「青切符」は本当に効果があるのか?──歩道走行禁止・罰則強化は「日本の自転車文化」を無視した混乱の始まりかもしれない
2026年4月、自転車違反に対する「青切符」が導入され、ながらスマホには最大1万2000円の反則金が科される。一方、現場運用は曖昧で、高校生の並走行為など軽微違反の取締り基準も不透明だ。16歳未満は制度対象外で法の空白も残る。急速に自動車寄りの規律強化が進むなか、歩道走行文化やインフラ整備の遅れが課題として浮上し、保険料上昇など消費者負担増も懸念されている。
反則金最大「1万2000円」

2026年4月、警察庁は自転車違反に対する新たな対応を開始する。交通反則通告制度、いわゆる「青切符」の導入だ。悪質な自転車走行が相次ぐ状況を踏まえた措置である。しかし、その効果や実効性は現時点では未知数だ。
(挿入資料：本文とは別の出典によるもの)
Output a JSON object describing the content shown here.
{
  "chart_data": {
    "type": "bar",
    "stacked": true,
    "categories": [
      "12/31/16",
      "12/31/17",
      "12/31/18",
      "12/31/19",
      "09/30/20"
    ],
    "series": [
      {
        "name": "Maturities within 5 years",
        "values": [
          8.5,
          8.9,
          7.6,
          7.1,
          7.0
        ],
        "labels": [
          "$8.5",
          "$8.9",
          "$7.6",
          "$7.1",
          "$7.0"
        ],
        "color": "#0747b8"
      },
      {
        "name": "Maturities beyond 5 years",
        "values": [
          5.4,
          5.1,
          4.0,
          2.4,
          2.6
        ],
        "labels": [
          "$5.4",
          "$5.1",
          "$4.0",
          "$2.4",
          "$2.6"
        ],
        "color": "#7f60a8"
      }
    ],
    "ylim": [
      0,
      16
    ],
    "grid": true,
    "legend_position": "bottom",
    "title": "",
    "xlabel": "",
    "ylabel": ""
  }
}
例えば、自転車運転中のスマホ操作、いわゆる「ながらスマホ」には最大で1万2000円の反則金が科されることになる。しかし、ながらスマホと具体的にどのような行為を指すのかは明確でない。スマホのロック画面に表示された時刻を確認する行為は対象となるのかも不透明だ。
さらに、警察官が現場でそのような行為を確認した場合、実際に取り締まりを行うかどうかも未だ不明である。現場の運用については依然として曖昧な状況が続いている。